Answer
a) $\sum a_n$ is convergent
b) i) See proof
ii) See proof
Work Step by Step
We are given the series $\sum a_n$ and $\sum b_n$:
1) $a_n\geq 0,b_n\geq 0$
2) $\sum b_n$ convergent
3) $\displaystyle{\lim_{n \to \infty}}\dfrac{a_n}{b_n}=0$
Because $\displaystyle{\lim_{n \to \infty}}\dfrac{a_n}{b_n}=0$, we have $a_n\leq b_n$ for $n$ sufficiently large.
Using the Comparison Test, because $\sum b_n$ convergent, we get that $\sum a_n$ is convergent.
b) i) We are given the series:
$\sum_{n=1}^{\infty} \dfrac{\ln n}{n^3}$
Consider $a_n=\dfrac{\ln n}{n^3}$, $b_n=\dfrac{1}{n^2}$.

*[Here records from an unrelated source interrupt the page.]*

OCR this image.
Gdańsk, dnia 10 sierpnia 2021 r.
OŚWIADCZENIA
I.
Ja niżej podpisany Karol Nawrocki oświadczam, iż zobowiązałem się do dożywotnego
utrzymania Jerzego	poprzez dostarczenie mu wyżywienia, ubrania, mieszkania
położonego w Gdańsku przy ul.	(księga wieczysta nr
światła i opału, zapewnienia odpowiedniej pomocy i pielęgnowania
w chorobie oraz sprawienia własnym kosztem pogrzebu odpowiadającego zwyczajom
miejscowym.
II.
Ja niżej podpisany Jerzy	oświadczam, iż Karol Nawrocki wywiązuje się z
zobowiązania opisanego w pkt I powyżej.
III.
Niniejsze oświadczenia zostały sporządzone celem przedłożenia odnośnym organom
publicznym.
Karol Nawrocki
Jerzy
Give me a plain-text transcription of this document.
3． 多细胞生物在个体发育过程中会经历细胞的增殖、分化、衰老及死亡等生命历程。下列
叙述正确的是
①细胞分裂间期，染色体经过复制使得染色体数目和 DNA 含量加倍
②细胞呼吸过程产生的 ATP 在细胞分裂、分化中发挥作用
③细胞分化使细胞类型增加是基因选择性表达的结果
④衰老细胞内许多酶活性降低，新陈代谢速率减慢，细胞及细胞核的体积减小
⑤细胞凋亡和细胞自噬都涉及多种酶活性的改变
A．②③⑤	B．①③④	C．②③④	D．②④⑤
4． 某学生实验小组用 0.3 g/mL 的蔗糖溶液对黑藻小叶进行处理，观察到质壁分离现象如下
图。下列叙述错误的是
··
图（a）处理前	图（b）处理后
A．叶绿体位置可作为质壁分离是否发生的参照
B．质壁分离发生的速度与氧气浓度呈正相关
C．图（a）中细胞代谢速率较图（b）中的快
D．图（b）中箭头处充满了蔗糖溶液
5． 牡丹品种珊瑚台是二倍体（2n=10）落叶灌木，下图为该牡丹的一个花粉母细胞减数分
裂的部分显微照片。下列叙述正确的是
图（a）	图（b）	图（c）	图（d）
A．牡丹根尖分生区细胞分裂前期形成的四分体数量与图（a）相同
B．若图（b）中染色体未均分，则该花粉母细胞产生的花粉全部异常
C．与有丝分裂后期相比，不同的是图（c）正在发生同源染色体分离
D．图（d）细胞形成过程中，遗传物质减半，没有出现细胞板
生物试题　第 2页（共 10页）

The series $\sum b_n$ is convergent.
Determine $\displaystyle{\lim_{n \to \infty}}\dfrac{a_n}{b_n}=\displaystyle{\lim_{n \to \infty}}\dfrac{\dfrac{\ln n}{n^3}}{\dfrac{1}{n^2}}=\displaystyle{\lim_{n \to \infty}}\dfrac{\ln n}{n}$
$=\displaystyle{\lim_{n \to \infty}}\dfrac{\dfrac{1}{n}}{1}=0$
Using part a), we conclude that the series $\sum a_n$ is convergent.
ii) We are given the series:
$\sum_{n=1}^{\infty} \dfrac{\ln n}{\sqrt n e^n}$
Consider $a_n=\dfrac{\ln n}{\sqrt n e^n}$, $b_n=\dfrac{1}{e^n}$.
The series $\sum b_n$ is convergent.
Determine $\displaystyle{\lim_{n \to \infty}}\dfrac{a_n}{b_n}=\displaystyle{\lim_{n \to \infty}}\dfrac{\dfrac{\ln n}{\sqrt n e^n}}{\dfrac{1}{e^n}}=\displaystyle{\lim_{n \to \infty}}\dfrac{\ln n}{\sqrt n}$
$=\displaystyle{\lim_{n \to \infty}}\dfrac{\dfrac{1}{n}}{\dfrac{1}{2\sqrt n}}=\displaystyle{\lim_{n \to \infty}} \dfrac{2}{\sqrt n}=0$
Using part a), we conclude that the series $\sum a_n$ is convergent.